Aarón Las Heras

Personal information
- Born: 22 June 2000 (age 26)

Sport
- Sport: Athletics
- Event(s): Middle-distance running, Long-distance running, Cross country running

Medal record
Athletics
Representing Spain
European U23 Championships
| Silver medal – second place | 2021 Tallinn | 5000 m |
European U20 Championships
| Gold medal – first place | 2019 Borås | 5000 m |
European Cross Country Championships
| Gold medal – first place | 2025 Lagoa | Team |

= Aarón Las Heras =

Spanish long-distance runner (born 2000)

Aarón Las Heras (born 22 June 2000) is a Spanish middle-, long-distance and cross country runner.

==Biography==
Las Heras was born in Barcelona but both his parents are from the Province of Soria. He started running as a child at his school in Barcelona, Escola Pàlcam. At the age of eight years-old, he joined AA Catalunya, before later joining Playas de Castellón. Initially, he was a javelin thrower as well as a runner before focusing on running. In 2015, he won at the Spanish U16 Championships, remaining undefeated throughout the outdoor season in long-distance running. In 2017, he broke the broke the Spanish U18 3000 metres record with a time of 8:21.67, a record which stood until broken by Pol Oriach. In 2018, he won U20 Spanish Outdoor Championships in Murcia over 5000 metres. He also finished twelfth at that distance at the 2018 World Athletics U20 Championships in Tampere. That year, he left Spain to study biology at Wake Forest University in the United States.

Coached by Domingo López, he won the gold medal in the 5000 metres race at the 2019 European Athletics U20 Championships in Borås, Sweden, improving his personal best by twelve seconds. He became just the third Spaniard to win the title after Fernando Cerrada in 1973 and Gabriel Navarro in 2011.

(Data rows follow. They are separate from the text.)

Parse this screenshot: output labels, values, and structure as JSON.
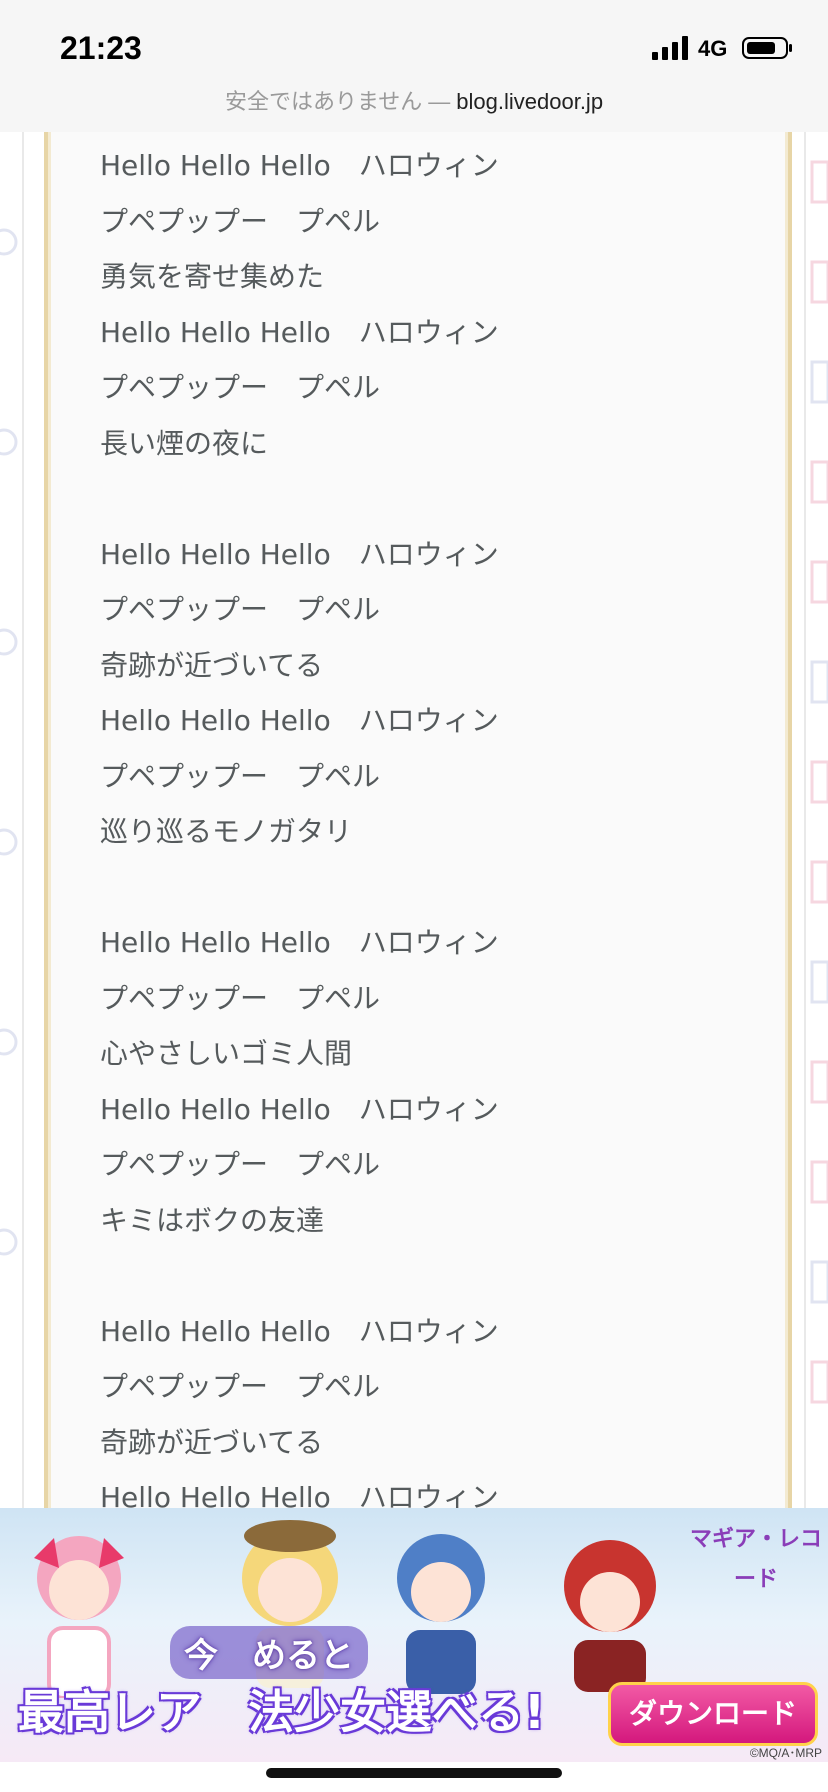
{
  "status_bar": {
    "time": "21:23",
    "network": "4G",
    "icons": [
      "signal-icon",
      "battery-icon"
    ]
  },
  "address_bar": {
    "security_label": "安全ではありません",
    "separator": "—",
    "domain": "blog.livedoor.jp"
  },
  "lyrics": {
    "stanzas": [
      {
        "lines": [
          "Hello Hello Hello　ハロウィン",
          "プペプップー　プペル",
          "勇気を寄せ集めた",
          "Hello Hello Hello　ハロウィン",
          "プペプップー　プペル",
          "長い煙の夜に"
        ]
      },
      {
        "lines": [
          "Hello Hello Hello　ハロウィン",
          "プペプップー　プペル",
          "奇跡が近づいてる",
          "Hello Hello Hello　ハロウィン",
          "プペプップー　プペル",
          "巡り巡るモノガタリ"
        ]
      },
      {
        "lines": [
          "Hello Hello Hello　ハロウィン",
          "プペプップー　プペル",
          "心やさしいゴミ人間",
          "Hello Hello Hello　ハロウィン",
          "プペプップー　プペル",
          "キミはボクの友達"
        ]
      },
      {
        "lines": [
          "Hello Hello Hello　ハロウィン",
          "プペプップー　プペル",
          "奇跡が近づいてる",
          "Hello Hello Hello　ハロウィン"
        ]
      }
    ]
  },
  "ad": {
    "headline_top": "今　めると",
    "headline": "最高レア　法少女選べる!",
    "download_label": "ダウンロード",
    "game_logo": "マギア・レコード",
    "copyright": "©MQ/A･MRP"
  },
  "colors": {
    "status_bg": "#f6f6f6",
    "lyric_text": "#555a5c",
    "frame_gold": "#e7d5a6",
    "download_pink": "#d4187d"
  }
}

He was the silver medalist at the 2021 European Athletics U23 Championships in Tallinn, Estonia, over 5000 metres, finishing behind Mohamed Abdilaahi.

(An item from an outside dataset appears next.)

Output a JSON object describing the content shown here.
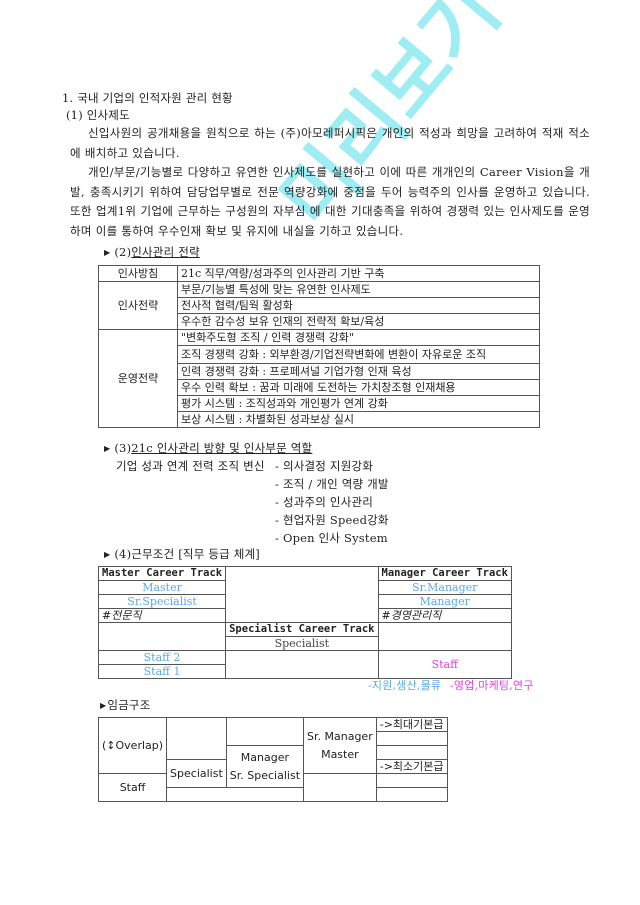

After transferring to Northern Arizona University he placed eighteenth at the 2023 NCAA Cross Country Division One Championships. In January 2024, he placed third behind Berihu Aregawi and Mohamed Katir at the San Silvestre Vallecana, a World Athletics Elite Label 10 km road race, in Madrid, Spain. In February 2024, he won the Most Outstanding Performer award at the Big Sky Conference Indoor Championships, after winning over 5000 metres.

He placed seventeenth overall at the 2024 World Cross Country Championships in Belgrade. He was part of Spain's gold medal-winning team in the senior men's race at the 2024 European Cross Country Championships in Antalya, Turkey, placing fourteenth overall in the individual race.

Las Heras was runner-up at the 2025 Spanish 10,000 metres championships in Getafe. He placed sixth at the Cross Internacional de Itálica near Seville, Spain, in November 2025, a Gold race on the World Athletics Cross Country Tour. Las Heras had a top-ten finish and won gold with the Spanish men's team at the 2025 European Cross Country Championships in Portugal on 14 December 2025. The following weekend, he placed fourth at the Cross Internacional de Venta de Baños on the World Athletics Cross Country Tour. On 31 December, he placed third at the San Silvestre Vallecana, a World Athletics Elite Label event, held in Madrid. He was subsequently selected to represent Spain at the 2026 World Athletics Cross Country Championships in Tallahassee, Florida.